Case Study

Challenge: Government-sponsored enterprises are accustomed to understanding the scope of risks found within internally developed models. The landscape of business these days universally includes using software from third-party vendors. These software can contain artificial intelligence (AI) or machine learning (ML) models with similar, but different, risks than models evaluated by traditional model risk management (MRM) practices. Consequently, enterprises must define, inventory, and assess these risks and develop a standardized process that enables a thorough review and understanding of risks without stifling business usages and draining time and resources every time software is updated or a third-party company rolls out a new product. A significant challenge is that most models are proprietary and information is limited to what the vendors will allow or to performing a full validation yourself. Summit was tasked with assisting and providing feedback to the government-sponsored enterprise MRM team to shape the process.

Solution: To properly understand what the model is and identify any involved risks, Summit started by obtaining information on several aspects of the software. First and most important was determining whether the software truly contained an AI/ML model(s) within it. Many marketing teams attach buzzwords without a true justification. Once a model was identified, the next step was to determine the type of model. Different types of models inherently contain different types of risks, which helped reveal the types of questions to pose about the software or model’s usage. Examples of some models and their risks are models dealing with natural language processing that can amplify bias based on the language they were trained on. Alternatively, some model architecture uses boosting to correct itself over time, which presents a risk to where the company’s data is being housed and if this data could be extracted from those models.
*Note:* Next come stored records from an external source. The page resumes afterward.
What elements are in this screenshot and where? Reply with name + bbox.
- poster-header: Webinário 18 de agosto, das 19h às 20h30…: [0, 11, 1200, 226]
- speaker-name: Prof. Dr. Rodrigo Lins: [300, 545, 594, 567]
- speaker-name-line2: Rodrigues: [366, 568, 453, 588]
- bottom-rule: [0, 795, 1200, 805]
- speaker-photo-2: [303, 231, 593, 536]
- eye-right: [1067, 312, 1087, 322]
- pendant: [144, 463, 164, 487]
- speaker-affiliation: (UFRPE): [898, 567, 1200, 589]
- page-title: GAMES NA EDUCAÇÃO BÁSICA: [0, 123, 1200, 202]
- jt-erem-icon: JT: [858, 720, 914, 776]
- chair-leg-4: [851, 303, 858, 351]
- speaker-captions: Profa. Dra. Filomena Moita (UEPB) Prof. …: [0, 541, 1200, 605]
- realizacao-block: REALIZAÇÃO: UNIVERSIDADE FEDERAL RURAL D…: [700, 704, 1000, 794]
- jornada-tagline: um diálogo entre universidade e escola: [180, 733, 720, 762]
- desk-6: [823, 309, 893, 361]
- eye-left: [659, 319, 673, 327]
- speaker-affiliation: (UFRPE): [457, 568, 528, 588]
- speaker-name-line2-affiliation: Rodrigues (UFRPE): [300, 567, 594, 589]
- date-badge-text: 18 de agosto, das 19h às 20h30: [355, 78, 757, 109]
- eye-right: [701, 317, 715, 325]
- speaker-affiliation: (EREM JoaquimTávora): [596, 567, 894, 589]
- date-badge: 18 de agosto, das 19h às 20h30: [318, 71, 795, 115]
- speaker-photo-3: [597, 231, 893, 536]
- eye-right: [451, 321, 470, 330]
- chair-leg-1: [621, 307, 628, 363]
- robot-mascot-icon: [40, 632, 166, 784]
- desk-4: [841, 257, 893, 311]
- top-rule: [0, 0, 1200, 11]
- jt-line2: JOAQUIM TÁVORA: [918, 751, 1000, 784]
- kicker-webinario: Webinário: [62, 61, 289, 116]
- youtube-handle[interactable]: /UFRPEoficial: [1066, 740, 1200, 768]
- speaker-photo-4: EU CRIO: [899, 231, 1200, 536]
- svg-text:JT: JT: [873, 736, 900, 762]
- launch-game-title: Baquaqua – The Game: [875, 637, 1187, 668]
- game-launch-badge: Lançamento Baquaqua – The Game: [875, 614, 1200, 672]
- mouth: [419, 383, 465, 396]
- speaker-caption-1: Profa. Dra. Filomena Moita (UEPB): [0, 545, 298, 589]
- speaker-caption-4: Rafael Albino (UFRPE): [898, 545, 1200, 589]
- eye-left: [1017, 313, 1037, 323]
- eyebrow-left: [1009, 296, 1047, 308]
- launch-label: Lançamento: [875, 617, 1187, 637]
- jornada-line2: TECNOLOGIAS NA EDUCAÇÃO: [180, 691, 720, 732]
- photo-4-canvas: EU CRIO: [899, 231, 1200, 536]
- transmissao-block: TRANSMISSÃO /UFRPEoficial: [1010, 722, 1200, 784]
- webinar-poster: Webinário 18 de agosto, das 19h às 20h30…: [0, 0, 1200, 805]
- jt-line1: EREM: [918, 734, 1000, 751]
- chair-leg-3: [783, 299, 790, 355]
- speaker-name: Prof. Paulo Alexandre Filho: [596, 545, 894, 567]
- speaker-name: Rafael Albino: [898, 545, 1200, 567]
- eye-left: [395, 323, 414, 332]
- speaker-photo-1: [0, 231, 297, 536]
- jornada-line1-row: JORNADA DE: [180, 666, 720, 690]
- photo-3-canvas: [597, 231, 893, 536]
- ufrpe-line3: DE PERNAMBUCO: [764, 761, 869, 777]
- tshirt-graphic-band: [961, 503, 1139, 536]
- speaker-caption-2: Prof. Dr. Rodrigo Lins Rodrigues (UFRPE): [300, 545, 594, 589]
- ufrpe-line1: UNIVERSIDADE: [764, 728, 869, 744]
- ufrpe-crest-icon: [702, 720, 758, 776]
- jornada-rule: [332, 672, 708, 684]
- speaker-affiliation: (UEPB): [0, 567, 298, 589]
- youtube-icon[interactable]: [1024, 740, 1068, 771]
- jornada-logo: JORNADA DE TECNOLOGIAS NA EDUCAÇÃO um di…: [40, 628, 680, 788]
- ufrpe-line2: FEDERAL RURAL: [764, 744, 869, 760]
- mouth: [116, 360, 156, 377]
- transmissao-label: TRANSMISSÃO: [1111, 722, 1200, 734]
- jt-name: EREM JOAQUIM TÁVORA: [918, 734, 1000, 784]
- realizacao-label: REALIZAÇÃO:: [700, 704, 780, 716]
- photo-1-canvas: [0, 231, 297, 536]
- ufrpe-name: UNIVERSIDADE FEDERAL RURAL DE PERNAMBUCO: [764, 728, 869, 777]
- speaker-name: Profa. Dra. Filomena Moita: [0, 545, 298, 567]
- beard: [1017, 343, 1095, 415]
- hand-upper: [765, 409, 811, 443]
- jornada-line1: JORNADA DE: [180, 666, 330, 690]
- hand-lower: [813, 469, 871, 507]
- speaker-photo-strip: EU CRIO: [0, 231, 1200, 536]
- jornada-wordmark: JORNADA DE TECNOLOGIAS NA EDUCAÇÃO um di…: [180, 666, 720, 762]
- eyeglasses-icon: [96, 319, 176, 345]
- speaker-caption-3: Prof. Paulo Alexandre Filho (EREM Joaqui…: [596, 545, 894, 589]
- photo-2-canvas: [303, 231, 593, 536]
Though the MRM team could glean inherent risks based on just the information listed above, the main understanding of the risks these models posed to the company stems from understanding how they were being used. A model being used for business process improvement (such as giving recommendations on the next word to use in a sentence) are lower risk due to a reliance on human involvement to evaluate and choose whether to apply the model’s output. A higher risk would be a model that triggers additional processes without human intervention, such as establishing if a user should be prompted for a two-factor authentication prompt if a model deemed certain criteria were met. Other reasons for a model having higher risk are that the output cannot be evaluated for accuracy easily (or at all), how the training data was collected and if legal risks could be found based on using such data, and whether government-sponsored enterprise data was being used for later training or could be exposed by downstream processes. Throughout this process, there is communication between the MRM team and model owners (employees whose responsibility is to be the steward and point person within the company to the vendor).

Once the software is thoroughly researched and an understanding of the risks determined, the findings are presented to the model owner and the VP over the section where this software is being deployed. Once all parties agree (including MRM and the owners), all information is formally confirmed and documented. If the initial assessment finds full validation is necessary, then additional steps are taken to understand the model’s full scope and evaluate the outputs. If the risk is low enough, then the initial assessment is enough for approval of usage with the understanding that changes to either the usage of the model or the model itself would require an additional assessment. The frequency of these assessments is mitigated by the categorization of the model’s capabilities as functional libraries. For example, a model’s functional library is that of optical character recognition. If the model goes through an update, but the underlying model does not perform a different task, then no additional assessment is necessary. Actions other than documentation will only need to be taken if additional methods are added to the functional library of the software.

Result: With the support of the Summit team, the government-sponsored enterprise MRM team now has the infrastructure in place to allow innovation within the business by establishing a process to quickly understand risks associated with AI/ML models contained within third-party software. This infrastructure decreases the unnecessary concerns with adopting incoming or upgrading software so the rest of the business can focus on implementation and the benefits the software brings. This process also alleviates potential anxiety around risks, as nearly all current models have been inventoried and rated. The next steps for the project are to continue supporting incoming work and to expand the findings and results of this project to third-party models that contain generative AI, which increases the complexity of evaluating the software for risks.